The Redis project has always recommended setting a strong password - Redis is fast enough that brute forcing an easy password is not hard.

Rename Sensitive Commands


Even on older versions of Redis, you have the ability to rename sensitive commands. This means you can effectively do what later versions do by default, alias HOST to QUIT so browsers get the boot. You may also just want to do away with being able to delete the entire database while you're in there. And do you really need EVAL?
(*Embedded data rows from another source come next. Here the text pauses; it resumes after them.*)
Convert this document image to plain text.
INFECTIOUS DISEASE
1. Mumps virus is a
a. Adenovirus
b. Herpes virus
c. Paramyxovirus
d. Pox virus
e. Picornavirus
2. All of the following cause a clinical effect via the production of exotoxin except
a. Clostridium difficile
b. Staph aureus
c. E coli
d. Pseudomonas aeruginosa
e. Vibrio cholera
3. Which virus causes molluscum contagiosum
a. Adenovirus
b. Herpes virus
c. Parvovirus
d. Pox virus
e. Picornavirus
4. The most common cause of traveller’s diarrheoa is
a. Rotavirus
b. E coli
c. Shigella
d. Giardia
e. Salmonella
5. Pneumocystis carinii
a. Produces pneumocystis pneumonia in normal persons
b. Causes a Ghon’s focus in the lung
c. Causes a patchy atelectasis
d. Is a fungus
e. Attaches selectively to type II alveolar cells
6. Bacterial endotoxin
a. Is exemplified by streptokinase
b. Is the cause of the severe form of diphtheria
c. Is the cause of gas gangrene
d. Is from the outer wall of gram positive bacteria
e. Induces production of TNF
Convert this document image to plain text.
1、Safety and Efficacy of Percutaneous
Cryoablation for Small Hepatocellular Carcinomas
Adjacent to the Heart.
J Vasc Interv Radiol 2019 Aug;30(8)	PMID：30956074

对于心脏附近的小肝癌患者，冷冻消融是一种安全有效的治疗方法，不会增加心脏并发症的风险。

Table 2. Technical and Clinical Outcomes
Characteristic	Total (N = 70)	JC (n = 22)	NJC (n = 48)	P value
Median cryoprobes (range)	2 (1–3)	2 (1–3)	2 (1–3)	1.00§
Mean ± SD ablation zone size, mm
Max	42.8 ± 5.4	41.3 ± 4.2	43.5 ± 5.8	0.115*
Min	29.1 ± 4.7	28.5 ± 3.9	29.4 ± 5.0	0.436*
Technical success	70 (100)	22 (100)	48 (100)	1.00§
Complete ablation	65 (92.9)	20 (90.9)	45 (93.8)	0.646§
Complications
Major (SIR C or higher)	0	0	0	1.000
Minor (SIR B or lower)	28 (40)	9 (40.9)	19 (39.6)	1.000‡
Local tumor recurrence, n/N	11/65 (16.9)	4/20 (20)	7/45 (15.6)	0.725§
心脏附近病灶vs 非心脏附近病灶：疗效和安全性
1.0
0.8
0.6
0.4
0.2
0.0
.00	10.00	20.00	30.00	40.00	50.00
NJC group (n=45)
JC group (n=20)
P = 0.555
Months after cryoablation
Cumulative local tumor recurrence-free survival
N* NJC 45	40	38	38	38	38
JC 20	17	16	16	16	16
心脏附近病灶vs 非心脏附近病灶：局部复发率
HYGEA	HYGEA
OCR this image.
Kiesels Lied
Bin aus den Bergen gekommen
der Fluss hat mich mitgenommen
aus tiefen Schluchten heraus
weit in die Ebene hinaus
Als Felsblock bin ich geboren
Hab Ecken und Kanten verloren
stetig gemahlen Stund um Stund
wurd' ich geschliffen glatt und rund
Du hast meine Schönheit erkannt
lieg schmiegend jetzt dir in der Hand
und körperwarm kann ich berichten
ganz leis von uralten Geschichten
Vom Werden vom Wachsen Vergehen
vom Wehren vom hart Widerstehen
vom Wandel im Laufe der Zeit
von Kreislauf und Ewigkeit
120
Bind to a Unix socket Instead for Local Development


Nothing is more secure than being unreachable, so switching to a Unix socket instead of a port closes that vector of attack.

Conclusion

This was a fun blog entry to write. My goal of making BugReplay the best piece of software for recording and diagnosing web application based issues gave me a great excuse to try and hack the crap out of my computer while learning some classic yet still current web based exploits.


As you could probably tell I am in no way a security expert, so any corrections please send my way via twitter.


If you want to check out BugReplay and record some examples of exploits (or bugs) yourself we'd love to have you try it out! Here's a bonus demo of an Ebay info leakage issue that people seemed to enjoy on Hacker News :)


1: Technically the default configuration, what happens when you run redis-server with no arguments, is bound on every interface (0.0.0.0) with no password but the config that ships with Redis binds only to 127.0.0.1 as a more sensible default.


2: There does not seem to be an overwhelming consensus as to the classification of this exploit as an example of SSRF. There's a case to be made for classifying it as a CSRF (Cross Site Request Forgery) attack as it is here, because like a typical CSRF attack your browser is the attack vector. However Redis is not a 'Site' in the typical sense; it just happens to be vulnerable to payloads delivered over HTTP.